Fanwanking is very different from using smart thinking to connect the dots.
Connecting the dots in Prometheus would be for example deducing that the Hammerpedes are mutated worms. The transformation is not shown happening, the audience is required to put two and two together. There are worms in the goo+the goo mutates organisms = the worms mutated. There is quite a bit of connecting the dots required in Prometheus, and that is a good thing.
Fanwanking is inventing explanations to try and ignore flaws and errors in continuity. That's what you're mainly doing.
And don't get me wrong, fanwanking can involve smart thinking, if it makes the movie better for you that's great, it just doesn't make it a de facto great movie, and your explanations may work for you but they're not actual facts that should be deduced by smart audiences. In fact, the more you have to fanwank when watching a movie, the less "great" and "smart" the movie is. And there's a LOT of fanwanking required to enjoy Prometheus, as you are proving.
Let's take that example :
Quote from: The_Foxcatcher on Mar 03, 2017, 07:00:16 AM
Everybody on the ship knew what happened to Shaw. Ford & Shaw would have had a confrontation also, just like Lambert & Ripley. It was just not shown in the movie. The film-makers thought of not spoon-feeding inessential details and extend the runtime to bore the smart audience.
I don't even know where to start with that one.

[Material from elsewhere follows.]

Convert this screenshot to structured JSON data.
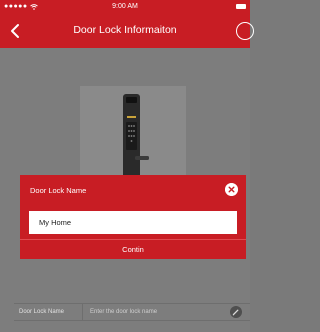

How is it inessential to witness the reunion of two people when one of them was almost responsible for the other's death following the orders of a robot, all the more when said reunion is so they can go on another mission together with the same robot?! Because it should take seconds if these two supposedly SMART people had a confrontation for them to figure out something is wrong with David. So if a confrontation did happen you'd think a smart movie would have taken on a different path following that, given that Weyland relies so much on David.
Ford seems like a nice person and has actually worked with Shaw ( Engineer's head scene ), I actually would have been very interested in seeing her realise the full horror of what Shaw went through and how she was a part of it ( all the more that the actress is really good, just saw her this week in The Witch, made me all the more disappointed at how underused she was in Prometheus ).
So what you are deeming "inessential" is for me something that makes a movie worth watching. Seeing characters interact and having to go through complicated, tough situations and emotions is a big part of the fun when watching a smart movie. The aftermath of Shaw's C-sec shouldn't have been one line by David "impressive survival skills". Not showing anybody being concerned by the movie's protagonist being almost naked, bloody and stapled isn't smart. We need these people to show realistic human emotions to relate to them and actually feel involved when they die.
See, in Alien I actually cared about Lambert, because of all the scenes she had, and all the confrontations she had with the crew. She was acting like a realistic fragile person crumbling under pressure. So I was really into the movie and sad for Lambert when she died. That is good film making. And yet Lambert's death scene still has a "connect the dots" element to it as the clues are there for a smart audience to deduce that the Alien raped her. Smart filmmaking is knowing what to show and what not to show. The truth is that some of Prometheus is just NOT smart.
For you a confrontation between Shaw and Ford was inessential, and yet the result of your inessential scene not being there is that when Ford died I really didn't care or give a f**k ( and neither did Shaw ). Ripley being concerned for Lambert was a nice touch in Alien... but then again Alien IS a great movie.